Opteron Dual Core 265	1.8 GHz, 64 bit 1 MB L2 cache	Two procs 31 s.	"-O3 -msse3 -march=opteron"
Opteron Dual Dual-Core 265	1.8 GHz, 64 bit 1 MB L2 cache	Four procs 36 s.	"-O3 -msse3 -march=opteron"
Athlon 3200+ 64	2.0 GHz, 64 bit 1 MB L2 cache, laptop	33 s.	"-O3 -mfpmath=sse -msse2 -march=k8"
Athlon 3200 XP	2.2 GHz, 32 bit 512 KB L2 cache	47 s.	"-O3 -mfpmath=sse -msse -march=athlon-xp"
Athlon 2500 XP	2.0 GHz (OC'd), 32 bit 512 KB L2 cache	60 s.	"-O3 -mfpmath=sse -msse -march=athlon-xp"
Xeon	2.2 GHz, 32 bit 512 KB L2 cache	61 s.	pgcc: "-fastsse"
Athlon 2000 XP	1.6 GHz, 32 bit 256 KB L2 cache	81 s.	"-O3" (old gcc; minimal options)

Solvetri.c is compiled to the mex file with the options as indicated. The mex file for the matrc routine improves computation time by a factor of 2 (more for longer range computations) or so.

Benchmarks in practice... Calculating PE predictions for an acoustic path in the Philippine Sea for 36 ECCO2 ocean model realizations. Time listed is for a single frequency. All values "under load", that is, all cpu's running. Using the 80 cpus of aogreef, the 36 snapshots at 628 km range took about 10 hours total (72sX13 frequencies for each cpuX36 realizations=9.4 hrs.) All calculations used the mex files compiled with the GNU gcc. It appears that the Intel icc compiler might gain an additional 7% or so. compiler with "-fast" option.

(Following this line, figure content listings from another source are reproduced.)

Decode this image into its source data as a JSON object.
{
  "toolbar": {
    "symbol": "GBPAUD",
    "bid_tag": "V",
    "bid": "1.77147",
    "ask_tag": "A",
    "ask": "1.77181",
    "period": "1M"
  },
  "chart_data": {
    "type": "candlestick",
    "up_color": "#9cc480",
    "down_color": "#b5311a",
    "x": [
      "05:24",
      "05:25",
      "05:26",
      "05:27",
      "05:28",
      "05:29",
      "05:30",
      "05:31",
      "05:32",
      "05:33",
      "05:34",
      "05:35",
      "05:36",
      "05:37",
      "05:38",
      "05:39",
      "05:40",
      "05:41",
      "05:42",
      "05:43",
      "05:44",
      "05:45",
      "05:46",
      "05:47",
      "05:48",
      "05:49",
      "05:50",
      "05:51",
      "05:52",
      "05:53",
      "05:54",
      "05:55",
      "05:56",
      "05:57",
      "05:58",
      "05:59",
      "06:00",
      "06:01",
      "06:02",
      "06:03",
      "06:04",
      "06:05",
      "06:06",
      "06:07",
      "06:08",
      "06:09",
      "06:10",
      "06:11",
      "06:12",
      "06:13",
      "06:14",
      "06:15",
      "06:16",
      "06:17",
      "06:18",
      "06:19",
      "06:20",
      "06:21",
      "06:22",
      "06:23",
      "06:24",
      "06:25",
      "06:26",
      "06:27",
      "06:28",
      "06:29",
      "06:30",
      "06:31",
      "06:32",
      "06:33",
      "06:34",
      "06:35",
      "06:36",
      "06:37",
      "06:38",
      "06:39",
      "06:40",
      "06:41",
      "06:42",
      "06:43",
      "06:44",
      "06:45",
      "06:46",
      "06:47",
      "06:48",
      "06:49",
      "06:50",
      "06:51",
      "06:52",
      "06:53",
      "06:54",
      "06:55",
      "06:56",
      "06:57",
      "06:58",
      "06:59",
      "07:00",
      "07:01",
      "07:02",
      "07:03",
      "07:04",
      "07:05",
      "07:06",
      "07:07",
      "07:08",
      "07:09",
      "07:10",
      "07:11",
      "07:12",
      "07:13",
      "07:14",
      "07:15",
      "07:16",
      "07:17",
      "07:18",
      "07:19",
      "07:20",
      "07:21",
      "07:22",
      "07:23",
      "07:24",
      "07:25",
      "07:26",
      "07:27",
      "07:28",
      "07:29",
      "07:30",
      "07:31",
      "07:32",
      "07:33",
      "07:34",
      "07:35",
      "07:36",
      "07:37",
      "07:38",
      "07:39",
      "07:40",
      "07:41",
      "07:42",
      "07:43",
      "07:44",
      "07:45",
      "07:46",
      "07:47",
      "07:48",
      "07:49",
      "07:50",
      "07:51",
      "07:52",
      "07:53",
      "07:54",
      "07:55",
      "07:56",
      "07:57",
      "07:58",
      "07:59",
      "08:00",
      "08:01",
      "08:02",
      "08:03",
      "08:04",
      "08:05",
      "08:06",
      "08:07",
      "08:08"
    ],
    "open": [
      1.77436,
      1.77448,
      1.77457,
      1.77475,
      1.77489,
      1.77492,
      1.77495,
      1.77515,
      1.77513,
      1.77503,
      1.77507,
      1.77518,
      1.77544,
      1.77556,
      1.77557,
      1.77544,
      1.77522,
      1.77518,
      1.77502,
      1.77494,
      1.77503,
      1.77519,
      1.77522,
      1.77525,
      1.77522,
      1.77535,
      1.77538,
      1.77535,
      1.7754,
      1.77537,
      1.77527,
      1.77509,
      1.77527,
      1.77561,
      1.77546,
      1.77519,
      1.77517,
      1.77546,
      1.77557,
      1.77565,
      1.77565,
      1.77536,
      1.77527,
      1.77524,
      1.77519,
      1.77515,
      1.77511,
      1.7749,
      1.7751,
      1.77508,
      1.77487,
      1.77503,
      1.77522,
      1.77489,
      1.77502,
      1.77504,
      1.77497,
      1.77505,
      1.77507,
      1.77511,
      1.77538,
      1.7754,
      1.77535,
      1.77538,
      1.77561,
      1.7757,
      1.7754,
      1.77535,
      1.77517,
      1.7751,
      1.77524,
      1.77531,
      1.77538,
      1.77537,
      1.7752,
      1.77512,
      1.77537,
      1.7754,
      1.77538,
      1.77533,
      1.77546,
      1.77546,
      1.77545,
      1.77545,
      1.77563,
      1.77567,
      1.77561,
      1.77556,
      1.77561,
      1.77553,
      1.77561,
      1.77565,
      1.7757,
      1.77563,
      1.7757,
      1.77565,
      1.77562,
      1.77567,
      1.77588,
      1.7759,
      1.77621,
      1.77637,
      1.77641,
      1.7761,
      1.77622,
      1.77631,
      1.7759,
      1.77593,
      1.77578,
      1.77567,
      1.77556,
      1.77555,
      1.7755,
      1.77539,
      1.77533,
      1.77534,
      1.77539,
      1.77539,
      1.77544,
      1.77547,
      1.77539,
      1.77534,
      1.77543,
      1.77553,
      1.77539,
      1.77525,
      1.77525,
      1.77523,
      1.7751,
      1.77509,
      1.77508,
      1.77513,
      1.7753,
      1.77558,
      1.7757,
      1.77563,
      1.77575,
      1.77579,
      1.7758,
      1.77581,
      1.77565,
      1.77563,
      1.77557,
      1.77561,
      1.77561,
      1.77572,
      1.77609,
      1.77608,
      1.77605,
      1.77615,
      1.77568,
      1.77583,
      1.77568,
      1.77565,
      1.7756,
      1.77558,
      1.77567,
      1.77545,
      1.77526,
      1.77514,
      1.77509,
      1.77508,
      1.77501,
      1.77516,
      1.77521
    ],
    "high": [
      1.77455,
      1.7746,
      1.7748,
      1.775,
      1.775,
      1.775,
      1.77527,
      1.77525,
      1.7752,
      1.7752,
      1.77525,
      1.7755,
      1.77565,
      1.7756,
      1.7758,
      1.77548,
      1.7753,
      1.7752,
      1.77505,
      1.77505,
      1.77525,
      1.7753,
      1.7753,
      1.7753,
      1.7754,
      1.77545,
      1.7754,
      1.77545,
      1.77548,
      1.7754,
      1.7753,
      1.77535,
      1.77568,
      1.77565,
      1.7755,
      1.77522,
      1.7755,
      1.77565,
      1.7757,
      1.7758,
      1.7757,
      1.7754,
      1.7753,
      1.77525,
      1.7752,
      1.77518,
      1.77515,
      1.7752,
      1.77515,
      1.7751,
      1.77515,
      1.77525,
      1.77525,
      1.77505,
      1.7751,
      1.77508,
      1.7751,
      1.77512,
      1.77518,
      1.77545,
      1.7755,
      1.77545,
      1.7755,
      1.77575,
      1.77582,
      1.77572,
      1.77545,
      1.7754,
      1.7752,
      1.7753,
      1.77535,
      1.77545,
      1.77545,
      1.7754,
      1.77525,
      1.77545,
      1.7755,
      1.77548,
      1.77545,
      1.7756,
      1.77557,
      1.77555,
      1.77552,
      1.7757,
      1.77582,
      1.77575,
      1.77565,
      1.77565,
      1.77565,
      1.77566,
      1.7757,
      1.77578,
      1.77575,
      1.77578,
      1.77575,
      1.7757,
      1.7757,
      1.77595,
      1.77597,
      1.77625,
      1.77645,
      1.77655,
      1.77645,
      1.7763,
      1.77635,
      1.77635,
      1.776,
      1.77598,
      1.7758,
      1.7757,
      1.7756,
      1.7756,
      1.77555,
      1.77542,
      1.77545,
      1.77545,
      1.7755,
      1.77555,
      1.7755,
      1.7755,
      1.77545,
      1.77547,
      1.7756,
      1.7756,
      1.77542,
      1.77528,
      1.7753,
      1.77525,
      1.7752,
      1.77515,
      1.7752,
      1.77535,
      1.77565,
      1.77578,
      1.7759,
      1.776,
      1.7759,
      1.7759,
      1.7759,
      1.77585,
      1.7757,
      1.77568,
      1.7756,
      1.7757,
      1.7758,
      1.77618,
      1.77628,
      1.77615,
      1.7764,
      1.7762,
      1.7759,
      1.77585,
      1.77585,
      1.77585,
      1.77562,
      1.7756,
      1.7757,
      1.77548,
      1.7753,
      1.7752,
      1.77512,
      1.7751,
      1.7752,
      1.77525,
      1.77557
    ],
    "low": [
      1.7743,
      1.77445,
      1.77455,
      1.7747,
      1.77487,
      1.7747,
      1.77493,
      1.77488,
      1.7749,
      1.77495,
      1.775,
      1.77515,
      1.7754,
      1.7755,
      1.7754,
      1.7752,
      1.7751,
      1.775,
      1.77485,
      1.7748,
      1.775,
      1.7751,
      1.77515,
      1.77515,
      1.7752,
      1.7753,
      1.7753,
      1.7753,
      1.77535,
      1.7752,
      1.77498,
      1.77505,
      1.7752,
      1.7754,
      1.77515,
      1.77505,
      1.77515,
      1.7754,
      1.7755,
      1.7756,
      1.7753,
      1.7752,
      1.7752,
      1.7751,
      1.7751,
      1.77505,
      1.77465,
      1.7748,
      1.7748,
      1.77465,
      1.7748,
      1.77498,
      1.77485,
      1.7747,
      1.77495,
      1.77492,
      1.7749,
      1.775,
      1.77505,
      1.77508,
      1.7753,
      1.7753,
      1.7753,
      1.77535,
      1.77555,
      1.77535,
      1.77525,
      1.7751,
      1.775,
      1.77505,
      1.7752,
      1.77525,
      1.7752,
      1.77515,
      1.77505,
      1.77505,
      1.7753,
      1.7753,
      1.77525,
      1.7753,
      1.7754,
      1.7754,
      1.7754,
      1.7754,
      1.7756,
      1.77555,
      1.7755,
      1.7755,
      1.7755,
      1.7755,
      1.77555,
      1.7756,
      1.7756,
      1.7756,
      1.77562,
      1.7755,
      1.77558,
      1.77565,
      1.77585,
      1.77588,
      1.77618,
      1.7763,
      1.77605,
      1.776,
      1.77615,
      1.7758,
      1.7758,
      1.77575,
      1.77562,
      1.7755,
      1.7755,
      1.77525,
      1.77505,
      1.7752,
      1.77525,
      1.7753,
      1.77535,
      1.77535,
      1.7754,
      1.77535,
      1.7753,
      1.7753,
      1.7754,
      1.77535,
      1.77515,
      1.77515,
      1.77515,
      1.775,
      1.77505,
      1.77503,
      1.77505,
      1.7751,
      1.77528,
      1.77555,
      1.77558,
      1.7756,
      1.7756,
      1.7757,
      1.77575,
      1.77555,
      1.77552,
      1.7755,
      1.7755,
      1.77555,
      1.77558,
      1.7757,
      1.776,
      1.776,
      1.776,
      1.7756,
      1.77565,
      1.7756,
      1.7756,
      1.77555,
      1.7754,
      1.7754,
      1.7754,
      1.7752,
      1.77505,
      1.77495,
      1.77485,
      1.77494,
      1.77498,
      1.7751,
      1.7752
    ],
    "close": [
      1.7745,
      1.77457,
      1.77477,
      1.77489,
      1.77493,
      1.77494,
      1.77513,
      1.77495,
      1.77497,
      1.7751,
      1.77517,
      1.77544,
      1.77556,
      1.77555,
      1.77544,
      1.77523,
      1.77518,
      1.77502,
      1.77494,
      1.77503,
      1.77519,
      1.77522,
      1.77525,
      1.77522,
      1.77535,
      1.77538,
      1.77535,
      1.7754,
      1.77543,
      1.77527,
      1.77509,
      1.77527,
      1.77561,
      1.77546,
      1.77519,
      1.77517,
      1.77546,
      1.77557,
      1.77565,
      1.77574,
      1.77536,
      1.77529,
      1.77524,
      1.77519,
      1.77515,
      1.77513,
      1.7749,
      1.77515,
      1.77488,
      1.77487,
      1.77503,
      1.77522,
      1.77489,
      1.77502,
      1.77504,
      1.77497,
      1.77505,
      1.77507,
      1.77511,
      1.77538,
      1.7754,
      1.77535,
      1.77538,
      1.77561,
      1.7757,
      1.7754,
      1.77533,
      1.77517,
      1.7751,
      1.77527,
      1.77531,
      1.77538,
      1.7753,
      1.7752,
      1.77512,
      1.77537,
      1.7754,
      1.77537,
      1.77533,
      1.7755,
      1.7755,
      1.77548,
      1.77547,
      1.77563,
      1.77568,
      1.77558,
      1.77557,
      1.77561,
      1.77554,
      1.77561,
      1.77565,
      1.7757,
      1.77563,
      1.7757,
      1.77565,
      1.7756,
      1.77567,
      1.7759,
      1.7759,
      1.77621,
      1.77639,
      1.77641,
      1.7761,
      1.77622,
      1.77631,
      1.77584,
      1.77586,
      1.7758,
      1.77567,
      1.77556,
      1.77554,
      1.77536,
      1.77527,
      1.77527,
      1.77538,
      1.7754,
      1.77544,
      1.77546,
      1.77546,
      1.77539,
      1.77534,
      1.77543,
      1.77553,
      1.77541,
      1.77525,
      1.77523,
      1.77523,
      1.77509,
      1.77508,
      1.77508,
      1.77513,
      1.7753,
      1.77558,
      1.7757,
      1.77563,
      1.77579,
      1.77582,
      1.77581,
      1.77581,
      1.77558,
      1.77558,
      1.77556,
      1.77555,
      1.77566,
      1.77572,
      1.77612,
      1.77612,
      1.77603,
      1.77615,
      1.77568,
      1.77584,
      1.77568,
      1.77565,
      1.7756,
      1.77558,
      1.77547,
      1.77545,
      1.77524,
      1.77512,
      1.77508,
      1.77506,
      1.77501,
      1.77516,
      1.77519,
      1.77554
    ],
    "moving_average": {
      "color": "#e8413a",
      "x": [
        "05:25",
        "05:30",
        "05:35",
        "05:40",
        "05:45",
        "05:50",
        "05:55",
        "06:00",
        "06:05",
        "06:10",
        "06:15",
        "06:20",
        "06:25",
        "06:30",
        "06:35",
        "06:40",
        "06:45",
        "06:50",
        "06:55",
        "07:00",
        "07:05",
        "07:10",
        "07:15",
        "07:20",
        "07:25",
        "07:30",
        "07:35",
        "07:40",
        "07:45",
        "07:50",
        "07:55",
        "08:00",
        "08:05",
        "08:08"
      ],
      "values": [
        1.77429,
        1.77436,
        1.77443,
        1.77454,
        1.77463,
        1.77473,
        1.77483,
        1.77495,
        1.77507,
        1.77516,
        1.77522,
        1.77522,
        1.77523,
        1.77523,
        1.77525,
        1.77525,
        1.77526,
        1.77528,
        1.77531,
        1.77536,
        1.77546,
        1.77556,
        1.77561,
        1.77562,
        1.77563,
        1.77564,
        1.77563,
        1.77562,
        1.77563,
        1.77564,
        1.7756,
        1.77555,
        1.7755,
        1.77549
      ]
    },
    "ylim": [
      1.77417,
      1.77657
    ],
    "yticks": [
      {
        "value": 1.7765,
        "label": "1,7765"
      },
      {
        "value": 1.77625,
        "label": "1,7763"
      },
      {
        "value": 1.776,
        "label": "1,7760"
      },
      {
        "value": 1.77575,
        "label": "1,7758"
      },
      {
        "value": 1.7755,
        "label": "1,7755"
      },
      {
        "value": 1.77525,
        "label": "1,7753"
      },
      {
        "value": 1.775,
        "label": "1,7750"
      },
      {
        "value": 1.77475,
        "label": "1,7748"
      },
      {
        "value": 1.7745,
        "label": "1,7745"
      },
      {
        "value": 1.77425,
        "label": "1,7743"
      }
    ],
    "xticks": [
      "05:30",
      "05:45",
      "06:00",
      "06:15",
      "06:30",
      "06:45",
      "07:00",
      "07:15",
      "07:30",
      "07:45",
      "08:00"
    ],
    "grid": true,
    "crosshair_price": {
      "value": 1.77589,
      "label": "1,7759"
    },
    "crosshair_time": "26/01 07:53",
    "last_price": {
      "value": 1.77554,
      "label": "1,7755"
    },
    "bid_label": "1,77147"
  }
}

Processor	Details	Time	Notes
Phenom 9600	2.3 GHz, 64 bit 4X512 KB L2 cache	Four procs 50 s.	bluefin
Intel Q6600 Quad Core	o'clocked to 2.8 GHz 2X2MB L2 cache	Four procs 57 s.	skipjack
2×Opteron Dual Core 265	1.8 GHz, 64 bit 2X1 MB L2 cache	Four procs 72 s.	sardines
Opteron Dual Core 170	2.0 GHz, 64 bit 2X1 MB L2 cache	Two procs 73 s.	anchovies
2×Opteron Dual Core 2210	1.8 GHz, 64 bit 2X1 MB L2 cache	Four procs 75 s.	aogreef

References

M. D. Collins, A split-step Padé solution for the parabolic equation method, J. Acoust. Soc. Am., Vol. 93, pp. 1736-1742, 1993.
M. D. Collins, An energy-conserving parabolic equation for elastic media, J. Acoust. Soc. Am., Vol. 94, pp. 975-982, 1993.

Figures

Comparison between Eigenray prediction and RAM prediction for 100 km range (NOT the test case!)

Comparison between Eigenray prediction and RAM prediction for 1401.745 km range. This comparison shows the effects of bathymetry in the form of a sharp ridge midway along the acoustic path. The comparison illustrates two problems that can be fixed by adjustment of the calculation parameters. (1) Note that the ray and PE predictions shown here have slightly different dispersal, which is particularly evident in the early part of the timefront. This is the result of using too large a value for "deltaz". When deltaz=0.5, rather than 2.0 (as was used here), this discrepancy is resolved. (2) The odd arrival in the lower right hand corner of the PE prediction is a result of using too small a value for T - the window is not wide enough so the earliest arrival appears to overlap the finalé. A larger value for T will give a window wide enough to encompass the complete arrival pattern with no wrapping around.